Bellevue Teachers Strike Ends
Good news Sunday night. Members of the Bellevue teachers' union voted to end their illegal strike and return to the classroom, accepting a contract agreement that boosted pay and curriculum flexibility.
While it's good that agreement was reached relatively quickly, the successful strike again demonstrates the toothless nature of the laws prohibiting public employee strikes.
Two recent articles provide an intriguing frame for the dispute. Sunday's Seattle Times looks closely at the "push for perfection" that led to the now-controversial - or at least unpopular with teachers - common curriculum promoted by Mike Riley, Bellevue's acclaimed former superintendent of schools.
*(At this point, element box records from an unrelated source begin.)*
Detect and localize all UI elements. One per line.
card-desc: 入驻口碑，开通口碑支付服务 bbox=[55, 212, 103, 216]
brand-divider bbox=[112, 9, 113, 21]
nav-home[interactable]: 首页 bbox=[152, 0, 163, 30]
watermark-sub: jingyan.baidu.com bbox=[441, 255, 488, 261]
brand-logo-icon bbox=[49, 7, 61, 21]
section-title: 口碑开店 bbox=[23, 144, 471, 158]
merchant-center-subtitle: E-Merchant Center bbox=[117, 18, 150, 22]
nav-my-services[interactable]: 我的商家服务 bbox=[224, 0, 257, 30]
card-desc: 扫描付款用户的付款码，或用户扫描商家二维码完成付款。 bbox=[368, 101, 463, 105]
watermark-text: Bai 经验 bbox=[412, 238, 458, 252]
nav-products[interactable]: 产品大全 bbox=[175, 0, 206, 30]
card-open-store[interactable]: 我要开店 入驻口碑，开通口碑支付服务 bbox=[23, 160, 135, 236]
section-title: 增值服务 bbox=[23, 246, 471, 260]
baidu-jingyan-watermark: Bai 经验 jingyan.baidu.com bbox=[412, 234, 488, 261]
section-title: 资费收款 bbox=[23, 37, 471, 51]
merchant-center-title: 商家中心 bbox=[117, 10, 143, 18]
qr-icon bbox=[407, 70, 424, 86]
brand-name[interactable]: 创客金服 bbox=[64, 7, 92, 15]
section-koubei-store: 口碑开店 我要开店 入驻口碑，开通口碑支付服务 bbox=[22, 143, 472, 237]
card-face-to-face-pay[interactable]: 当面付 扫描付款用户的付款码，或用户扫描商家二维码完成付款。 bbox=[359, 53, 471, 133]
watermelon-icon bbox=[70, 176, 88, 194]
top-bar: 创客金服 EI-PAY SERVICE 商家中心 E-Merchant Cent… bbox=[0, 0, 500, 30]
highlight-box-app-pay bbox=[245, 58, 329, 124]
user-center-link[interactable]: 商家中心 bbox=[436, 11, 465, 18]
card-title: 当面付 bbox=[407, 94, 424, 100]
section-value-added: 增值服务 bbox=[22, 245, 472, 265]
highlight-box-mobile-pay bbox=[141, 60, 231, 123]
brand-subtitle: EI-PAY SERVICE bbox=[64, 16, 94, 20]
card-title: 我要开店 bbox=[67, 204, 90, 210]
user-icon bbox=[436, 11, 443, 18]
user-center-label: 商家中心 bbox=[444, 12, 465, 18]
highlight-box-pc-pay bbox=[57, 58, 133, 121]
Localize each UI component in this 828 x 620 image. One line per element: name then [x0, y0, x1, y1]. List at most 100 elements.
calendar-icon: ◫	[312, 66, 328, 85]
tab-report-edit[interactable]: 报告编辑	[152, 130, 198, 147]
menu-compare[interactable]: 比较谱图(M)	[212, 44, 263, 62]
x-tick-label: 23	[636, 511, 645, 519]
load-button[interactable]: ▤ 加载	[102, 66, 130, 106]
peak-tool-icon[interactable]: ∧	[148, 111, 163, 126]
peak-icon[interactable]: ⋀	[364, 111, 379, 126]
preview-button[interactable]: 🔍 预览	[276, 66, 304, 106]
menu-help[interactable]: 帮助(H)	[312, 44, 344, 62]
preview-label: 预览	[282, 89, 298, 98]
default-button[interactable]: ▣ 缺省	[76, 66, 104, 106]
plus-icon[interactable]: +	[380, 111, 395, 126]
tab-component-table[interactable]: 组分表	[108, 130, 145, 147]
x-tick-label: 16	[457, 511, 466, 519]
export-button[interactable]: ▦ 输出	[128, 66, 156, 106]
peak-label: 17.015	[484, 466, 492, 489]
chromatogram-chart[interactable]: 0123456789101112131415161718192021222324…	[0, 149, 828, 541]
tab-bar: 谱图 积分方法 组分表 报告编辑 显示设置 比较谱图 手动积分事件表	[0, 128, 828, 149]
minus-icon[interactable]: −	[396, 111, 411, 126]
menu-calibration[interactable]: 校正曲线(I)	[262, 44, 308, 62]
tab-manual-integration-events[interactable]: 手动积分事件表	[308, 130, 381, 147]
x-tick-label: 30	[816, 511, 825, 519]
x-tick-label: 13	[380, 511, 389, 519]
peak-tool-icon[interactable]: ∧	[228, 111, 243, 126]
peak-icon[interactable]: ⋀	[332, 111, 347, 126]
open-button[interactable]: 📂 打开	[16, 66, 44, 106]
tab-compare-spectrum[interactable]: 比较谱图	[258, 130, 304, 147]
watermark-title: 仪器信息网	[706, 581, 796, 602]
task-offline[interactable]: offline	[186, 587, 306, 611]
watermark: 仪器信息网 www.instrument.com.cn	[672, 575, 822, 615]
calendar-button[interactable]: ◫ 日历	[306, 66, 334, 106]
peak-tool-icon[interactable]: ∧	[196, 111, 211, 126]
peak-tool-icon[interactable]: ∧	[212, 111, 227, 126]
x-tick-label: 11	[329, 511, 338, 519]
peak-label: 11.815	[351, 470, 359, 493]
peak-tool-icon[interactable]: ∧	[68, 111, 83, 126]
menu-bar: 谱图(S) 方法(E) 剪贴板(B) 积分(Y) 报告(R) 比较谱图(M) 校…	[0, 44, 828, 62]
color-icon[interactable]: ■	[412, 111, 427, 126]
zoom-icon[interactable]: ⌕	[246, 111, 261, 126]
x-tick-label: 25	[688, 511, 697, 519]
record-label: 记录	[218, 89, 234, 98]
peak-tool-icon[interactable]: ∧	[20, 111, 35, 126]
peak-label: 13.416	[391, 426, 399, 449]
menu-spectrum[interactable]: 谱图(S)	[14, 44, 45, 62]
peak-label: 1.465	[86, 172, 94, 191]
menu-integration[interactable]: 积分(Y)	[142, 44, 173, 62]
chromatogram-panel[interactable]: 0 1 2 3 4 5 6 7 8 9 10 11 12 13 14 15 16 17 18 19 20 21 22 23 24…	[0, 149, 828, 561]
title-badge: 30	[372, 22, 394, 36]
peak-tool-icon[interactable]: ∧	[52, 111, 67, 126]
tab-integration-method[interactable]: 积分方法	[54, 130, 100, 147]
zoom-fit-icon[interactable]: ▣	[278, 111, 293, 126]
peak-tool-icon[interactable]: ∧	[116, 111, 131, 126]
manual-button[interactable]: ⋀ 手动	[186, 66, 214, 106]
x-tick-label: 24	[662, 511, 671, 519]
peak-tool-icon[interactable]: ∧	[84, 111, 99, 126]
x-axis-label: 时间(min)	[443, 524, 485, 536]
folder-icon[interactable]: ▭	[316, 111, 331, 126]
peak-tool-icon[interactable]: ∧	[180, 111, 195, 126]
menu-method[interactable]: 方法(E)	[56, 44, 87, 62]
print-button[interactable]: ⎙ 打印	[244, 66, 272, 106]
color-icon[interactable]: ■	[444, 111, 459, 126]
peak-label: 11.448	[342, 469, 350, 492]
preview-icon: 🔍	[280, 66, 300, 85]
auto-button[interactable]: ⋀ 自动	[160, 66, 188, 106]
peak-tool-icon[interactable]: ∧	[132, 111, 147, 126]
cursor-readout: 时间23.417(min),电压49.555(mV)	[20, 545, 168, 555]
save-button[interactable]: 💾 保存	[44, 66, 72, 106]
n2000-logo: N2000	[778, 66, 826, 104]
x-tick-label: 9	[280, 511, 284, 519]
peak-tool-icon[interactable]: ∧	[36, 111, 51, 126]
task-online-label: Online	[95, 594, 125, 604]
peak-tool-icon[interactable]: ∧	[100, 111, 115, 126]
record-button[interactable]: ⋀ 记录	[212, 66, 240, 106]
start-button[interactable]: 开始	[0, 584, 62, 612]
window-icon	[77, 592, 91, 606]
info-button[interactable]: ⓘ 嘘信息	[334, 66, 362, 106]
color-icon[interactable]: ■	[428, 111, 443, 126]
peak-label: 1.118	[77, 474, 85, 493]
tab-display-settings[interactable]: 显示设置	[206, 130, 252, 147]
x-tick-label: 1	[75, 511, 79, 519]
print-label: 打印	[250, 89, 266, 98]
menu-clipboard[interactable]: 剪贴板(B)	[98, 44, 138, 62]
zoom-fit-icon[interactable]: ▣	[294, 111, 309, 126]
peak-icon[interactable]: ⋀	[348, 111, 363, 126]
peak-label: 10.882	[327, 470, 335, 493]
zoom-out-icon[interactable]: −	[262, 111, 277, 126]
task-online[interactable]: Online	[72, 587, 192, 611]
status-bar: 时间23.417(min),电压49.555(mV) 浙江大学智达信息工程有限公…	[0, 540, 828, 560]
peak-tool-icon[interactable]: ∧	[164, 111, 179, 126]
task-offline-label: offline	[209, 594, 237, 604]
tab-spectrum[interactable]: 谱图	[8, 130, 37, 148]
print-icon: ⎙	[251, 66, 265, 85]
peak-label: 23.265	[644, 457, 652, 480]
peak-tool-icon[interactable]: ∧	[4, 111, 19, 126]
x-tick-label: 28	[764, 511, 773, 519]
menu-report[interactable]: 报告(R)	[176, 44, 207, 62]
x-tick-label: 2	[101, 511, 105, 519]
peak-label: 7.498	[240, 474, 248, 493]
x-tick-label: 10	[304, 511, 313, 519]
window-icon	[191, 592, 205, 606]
It worked.
A $1.9 million grant from the Bill & Melinda Gates Foundation in 2006 allowed the district to pay more teachers to write curriculum for six core subjects, post it to the Web and add supplemental materials. Teachers' daily calendars and lesson goals were posted. Some teachers created videos to reteach difficult concepts.
Bellevue parent Susan Edmond remembers her daughter struggling with math three years ago as a freshman. She hadn't understood a teacher's explanation, but she went online and watched another teacher's video of the same lesson? over and over until the light went on.
"That's the beauty. Everybody is doing the same thing. It lets parents partner with teachers to make the kids more successful," she said.
But many teachers balked.
[A district teacher] remembers a meeting at which teachers asked Riley when they could use their professional judgment to deviate from the set lesson plans.
"Riley told us that the judgment had already been made and we were to teach the lesson as written," [he] said.
Rob Prufer, a social-studies teacher at Newport High School, said Riley was an inspirational leader and a personal mentor to him, but he believes the superintendent began to view teachers as an obstacle to improving education.
Nonetheless, the district consistently ranks among the state's highest-performing public school districts.
And as Marysville school board member Michael Kundu reminds us in this Everett Herald op-ed, we still have a long way to go.
During the 2007-08 school year, only 39.7 percent of Washington's 10th-grade students met state standards in science. Fewer than half (49.3 percent) met math standards. While science percentages reflected a small (slow) increase over 2006-07 (science 36.4 percent, math 50.4 percent), and 2005-06 (science 35 percent, math 51 percent), math scores reflect a gradual decline.